Apart from this, Hubble’s platform provides more transparency about session (who else has logged in and when) and resource authorization. Parents can monitor, control, and manage their session with enhanced permission from mobile applications and defined permission for guest users that specify which are granted access and the operations they are permitted to perform on device.

Distributed denial-of-service (DDoS) attacks

DDoS is a category of malicious cyber-attacks that hackers or cybercriminals employ to make an online service unavailable to its intended users on the Internet, which is considered as like an unexpected traffic jam clogging up the highway, preventing regular traffic from arriving at its destination.

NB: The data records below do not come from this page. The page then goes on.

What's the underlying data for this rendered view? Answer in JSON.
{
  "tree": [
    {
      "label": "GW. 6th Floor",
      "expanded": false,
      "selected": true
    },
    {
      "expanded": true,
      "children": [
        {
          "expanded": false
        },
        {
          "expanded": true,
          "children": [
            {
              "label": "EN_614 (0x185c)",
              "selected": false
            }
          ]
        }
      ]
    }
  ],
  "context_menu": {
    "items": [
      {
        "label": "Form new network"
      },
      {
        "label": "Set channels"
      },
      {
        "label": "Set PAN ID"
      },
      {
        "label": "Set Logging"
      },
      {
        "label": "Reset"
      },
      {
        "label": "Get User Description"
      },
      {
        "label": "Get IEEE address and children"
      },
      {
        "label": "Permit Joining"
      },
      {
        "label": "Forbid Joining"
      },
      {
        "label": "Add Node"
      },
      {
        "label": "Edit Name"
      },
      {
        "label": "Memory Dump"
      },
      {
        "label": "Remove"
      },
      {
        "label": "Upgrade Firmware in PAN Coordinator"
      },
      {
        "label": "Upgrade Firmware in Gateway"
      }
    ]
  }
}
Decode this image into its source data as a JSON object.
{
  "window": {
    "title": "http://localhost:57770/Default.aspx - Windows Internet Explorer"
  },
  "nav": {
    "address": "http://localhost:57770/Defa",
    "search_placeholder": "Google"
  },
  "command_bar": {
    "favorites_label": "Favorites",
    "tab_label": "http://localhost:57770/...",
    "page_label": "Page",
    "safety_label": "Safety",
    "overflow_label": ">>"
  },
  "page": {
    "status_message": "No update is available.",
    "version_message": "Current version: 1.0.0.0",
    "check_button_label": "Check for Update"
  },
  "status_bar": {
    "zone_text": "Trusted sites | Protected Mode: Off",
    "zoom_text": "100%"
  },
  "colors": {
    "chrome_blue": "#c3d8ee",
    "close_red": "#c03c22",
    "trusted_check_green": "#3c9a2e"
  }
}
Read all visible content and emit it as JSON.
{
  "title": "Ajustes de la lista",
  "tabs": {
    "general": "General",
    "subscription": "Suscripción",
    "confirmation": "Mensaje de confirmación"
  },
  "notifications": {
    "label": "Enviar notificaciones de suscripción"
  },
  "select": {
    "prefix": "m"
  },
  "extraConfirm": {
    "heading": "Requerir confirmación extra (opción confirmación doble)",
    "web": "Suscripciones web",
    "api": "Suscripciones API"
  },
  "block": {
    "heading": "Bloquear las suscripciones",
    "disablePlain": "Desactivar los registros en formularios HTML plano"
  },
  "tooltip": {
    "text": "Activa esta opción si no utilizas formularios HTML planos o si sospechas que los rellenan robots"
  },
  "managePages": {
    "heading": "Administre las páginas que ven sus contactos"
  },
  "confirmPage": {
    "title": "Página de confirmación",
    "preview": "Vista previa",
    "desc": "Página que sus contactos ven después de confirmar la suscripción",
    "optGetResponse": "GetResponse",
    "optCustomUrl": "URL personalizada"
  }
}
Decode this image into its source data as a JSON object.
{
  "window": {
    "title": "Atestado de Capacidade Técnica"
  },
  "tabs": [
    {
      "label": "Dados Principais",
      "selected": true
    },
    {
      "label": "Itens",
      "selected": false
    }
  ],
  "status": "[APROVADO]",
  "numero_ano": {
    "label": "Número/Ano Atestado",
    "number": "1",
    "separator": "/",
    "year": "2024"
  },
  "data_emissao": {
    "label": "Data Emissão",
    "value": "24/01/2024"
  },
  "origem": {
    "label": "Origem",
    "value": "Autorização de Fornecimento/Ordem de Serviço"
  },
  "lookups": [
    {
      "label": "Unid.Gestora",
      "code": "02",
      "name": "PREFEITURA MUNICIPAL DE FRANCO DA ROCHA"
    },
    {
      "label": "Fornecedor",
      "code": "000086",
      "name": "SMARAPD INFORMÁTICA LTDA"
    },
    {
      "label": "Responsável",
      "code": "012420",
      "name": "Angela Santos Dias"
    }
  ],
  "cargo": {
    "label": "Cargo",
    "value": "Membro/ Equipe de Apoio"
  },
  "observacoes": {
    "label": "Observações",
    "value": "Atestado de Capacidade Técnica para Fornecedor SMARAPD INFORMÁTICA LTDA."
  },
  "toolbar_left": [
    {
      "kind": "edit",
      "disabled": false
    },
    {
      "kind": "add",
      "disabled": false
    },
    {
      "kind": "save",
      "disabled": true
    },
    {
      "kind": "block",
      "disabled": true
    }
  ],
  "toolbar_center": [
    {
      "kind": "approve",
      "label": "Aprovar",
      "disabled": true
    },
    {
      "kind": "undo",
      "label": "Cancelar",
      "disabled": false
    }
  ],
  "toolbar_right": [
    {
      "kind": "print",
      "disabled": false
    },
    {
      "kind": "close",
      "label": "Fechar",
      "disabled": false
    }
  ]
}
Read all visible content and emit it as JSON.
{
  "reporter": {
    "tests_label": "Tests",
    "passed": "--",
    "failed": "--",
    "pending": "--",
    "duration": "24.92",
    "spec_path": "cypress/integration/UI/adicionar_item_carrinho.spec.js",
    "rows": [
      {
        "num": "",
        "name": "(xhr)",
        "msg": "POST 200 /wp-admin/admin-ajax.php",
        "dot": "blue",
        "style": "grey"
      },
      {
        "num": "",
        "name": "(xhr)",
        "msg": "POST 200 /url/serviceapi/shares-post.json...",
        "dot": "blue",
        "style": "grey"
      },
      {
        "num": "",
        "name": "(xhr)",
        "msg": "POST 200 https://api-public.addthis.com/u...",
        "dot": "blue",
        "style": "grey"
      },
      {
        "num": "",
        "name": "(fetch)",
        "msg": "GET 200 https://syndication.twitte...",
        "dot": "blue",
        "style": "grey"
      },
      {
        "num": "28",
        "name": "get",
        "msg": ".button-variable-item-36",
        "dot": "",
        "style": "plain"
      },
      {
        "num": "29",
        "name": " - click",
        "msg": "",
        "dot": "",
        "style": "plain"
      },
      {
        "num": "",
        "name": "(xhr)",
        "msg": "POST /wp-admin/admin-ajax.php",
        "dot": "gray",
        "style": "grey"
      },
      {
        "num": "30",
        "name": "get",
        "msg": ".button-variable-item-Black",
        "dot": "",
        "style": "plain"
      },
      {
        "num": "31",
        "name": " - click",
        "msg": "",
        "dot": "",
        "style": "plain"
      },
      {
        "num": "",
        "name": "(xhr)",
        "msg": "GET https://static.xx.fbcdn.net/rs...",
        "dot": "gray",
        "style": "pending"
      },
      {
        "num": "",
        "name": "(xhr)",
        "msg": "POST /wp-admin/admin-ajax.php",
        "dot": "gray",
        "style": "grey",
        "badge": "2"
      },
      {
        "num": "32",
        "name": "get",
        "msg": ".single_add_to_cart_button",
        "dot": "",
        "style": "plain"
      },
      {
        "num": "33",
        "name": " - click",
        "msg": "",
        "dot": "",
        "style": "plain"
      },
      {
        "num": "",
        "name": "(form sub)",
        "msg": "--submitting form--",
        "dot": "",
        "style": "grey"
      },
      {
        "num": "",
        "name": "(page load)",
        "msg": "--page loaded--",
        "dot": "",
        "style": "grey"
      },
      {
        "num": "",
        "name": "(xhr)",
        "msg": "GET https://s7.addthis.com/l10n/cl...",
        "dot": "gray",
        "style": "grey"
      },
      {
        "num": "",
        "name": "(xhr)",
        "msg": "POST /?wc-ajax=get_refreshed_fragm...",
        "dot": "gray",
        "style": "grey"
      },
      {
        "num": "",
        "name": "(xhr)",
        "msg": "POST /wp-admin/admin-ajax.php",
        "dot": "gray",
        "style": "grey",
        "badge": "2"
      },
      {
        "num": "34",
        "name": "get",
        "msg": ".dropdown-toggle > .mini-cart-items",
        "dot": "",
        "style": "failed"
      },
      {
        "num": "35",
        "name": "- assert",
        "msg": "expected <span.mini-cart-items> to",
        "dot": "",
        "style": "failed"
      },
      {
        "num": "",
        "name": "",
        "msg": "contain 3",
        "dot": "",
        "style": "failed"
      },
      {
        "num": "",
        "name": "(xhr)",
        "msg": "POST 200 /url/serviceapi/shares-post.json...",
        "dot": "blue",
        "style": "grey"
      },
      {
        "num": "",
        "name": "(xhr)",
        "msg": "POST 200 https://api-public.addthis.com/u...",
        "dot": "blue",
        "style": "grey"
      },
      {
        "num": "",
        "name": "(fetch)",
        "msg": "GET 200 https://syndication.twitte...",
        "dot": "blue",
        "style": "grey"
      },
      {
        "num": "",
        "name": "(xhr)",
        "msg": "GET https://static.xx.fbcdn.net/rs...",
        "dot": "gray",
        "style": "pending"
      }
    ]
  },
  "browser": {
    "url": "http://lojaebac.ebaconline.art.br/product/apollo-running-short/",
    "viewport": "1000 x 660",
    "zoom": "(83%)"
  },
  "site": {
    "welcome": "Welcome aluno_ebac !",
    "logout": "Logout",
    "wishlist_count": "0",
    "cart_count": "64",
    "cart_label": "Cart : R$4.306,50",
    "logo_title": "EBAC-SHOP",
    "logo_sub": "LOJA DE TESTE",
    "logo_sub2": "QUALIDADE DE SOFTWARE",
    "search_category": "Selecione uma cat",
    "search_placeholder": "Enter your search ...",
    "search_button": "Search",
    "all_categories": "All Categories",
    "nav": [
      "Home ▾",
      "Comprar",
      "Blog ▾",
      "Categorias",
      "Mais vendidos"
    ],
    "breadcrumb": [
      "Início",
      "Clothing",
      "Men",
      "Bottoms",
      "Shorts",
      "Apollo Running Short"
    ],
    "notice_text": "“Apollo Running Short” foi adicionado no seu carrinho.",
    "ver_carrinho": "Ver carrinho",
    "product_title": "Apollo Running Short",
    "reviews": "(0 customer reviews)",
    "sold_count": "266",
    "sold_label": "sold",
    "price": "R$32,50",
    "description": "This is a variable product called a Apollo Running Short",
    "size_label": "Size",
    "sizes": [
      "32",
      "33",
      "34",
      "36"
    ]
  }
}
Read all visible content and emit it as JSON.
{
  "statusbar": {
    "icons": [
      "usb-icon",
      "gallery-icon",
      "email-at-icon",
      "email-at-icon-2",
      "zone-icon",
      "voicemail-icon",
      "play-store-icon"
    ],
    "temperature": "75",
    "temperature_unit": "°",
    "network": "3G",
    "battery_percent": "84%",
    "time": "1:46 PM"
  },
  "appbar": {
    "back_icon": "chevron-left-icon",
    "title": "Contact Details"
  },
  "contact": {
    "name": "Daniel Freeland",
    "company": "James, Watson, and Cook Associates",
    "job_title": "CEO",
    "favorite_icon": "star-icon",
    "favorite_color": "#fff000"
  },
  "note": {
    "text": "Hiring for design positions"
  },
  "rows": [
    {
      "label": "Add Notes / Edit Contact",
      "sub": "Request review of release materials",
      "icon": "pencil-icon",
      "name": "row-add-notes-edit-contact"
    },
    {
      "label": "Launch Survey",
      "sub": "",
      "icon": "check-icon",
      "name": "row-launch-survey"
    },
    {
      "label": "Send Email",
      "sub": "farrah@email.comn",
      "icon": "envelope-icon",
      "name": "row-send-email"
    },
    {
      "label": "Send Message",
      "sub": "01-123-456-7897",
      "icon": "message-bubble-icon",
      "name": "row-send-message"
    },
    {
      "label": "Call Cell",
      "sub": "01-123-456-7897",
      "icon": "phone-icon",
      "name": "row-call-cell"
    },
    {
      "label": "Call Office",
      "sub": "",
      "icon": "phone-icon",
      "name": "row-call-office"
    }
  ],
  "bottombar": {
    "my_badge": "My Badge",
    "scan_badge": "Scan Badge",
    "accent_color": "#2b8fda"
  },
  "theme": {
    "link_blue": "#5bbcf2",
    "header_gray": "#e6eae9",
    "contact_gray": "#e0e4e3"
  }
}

Hubble IoT Platform has enrolled in the AWS advanced shield program, which manages DDoS protection services that safeguards the applications running on AWS & AWS WAF, helping us in protecting our resources (websites and API’s) by monitoring and filtering out threats that cause potential risk to our resources.

Over the air firmware updates

While IP cameras and other IOT device firmware can be updated manually, the vast distribution of IoT-enabled devices like baby monitors, make manual update processes unfeasible and impractical.

Hubble Connected has over the years in its IOT framework built a secure, robust and reliable wireless over-the-air update mechanism for all of the IOT devices it produces. This helps us to continuously add new features, fix security bugs, and improve product behavior, regardless of location.

Hubble have ensured that all the firmware updates are signed and encrypted firmware OTA files for protecting against intellectual property theft and getting access to system design. Hubble IoT frameworks have the flexibility to upgrade any component (kernel, rootfs and firmware app) across the firmware stack quickly when vulnerabilities are reported or discovered.

Secure Mobile App

Parents use their smart phones to view their little ones and access other connected features which are provided by Hubble platform via the HubbleClub App, and we are committed to providing the most secure platform to our users.

Mobile malware causes vulnerabilities and bugs in the infrastructure and design of the application, so our app is written in such a way that it detects and eliminates security vulnerabilities in the code and is immune against reverse engineering. Another provision we have is to block the app access on rooted or jailbroken devices. These types of devices may break the underlying security model of the device so app will check on its own integrity, and can deactivate when suspicious behavior is found.

ISO 27001:2013, ISO 27017:2015 and GDPR

ISO/IEC 27001:2013 specifies the requirements for establishing, implementing, maintaining, and continually improving an information security management system within the organization's context. It also includes requirements for assessing and treating information security risks tailored to the organization's needs.

ISO/IEC 27017:2015 is an information security code of practice for cloud services. It’s an extension to ISO/IEC 27002:2013 and it provides additional security controls for cloud service providers and for cloud service customers. It ensures that Hubble Connected has implemented information security processes and procedures to ensure information stored in the cloud is safe and secure.

The General Data Protection Regulation (GDPR) is a European Union regulation on data protection and privacy in the EU and the European Economic Area (EEA).  The GDPR is one of the most wide-ranging pieces of legislation passed by the EU It was introduced to standardize data protection law across the single market and give people in a growing digital economy greater control over how their personal information is used.

Hubble establishes, implements, maintains, and continually improves an information security management system (ISMS) within the organization. The customers' data on the Hubble platform, we ensure stringent data security methods for data collection and identification, classification, permissions, and encryption.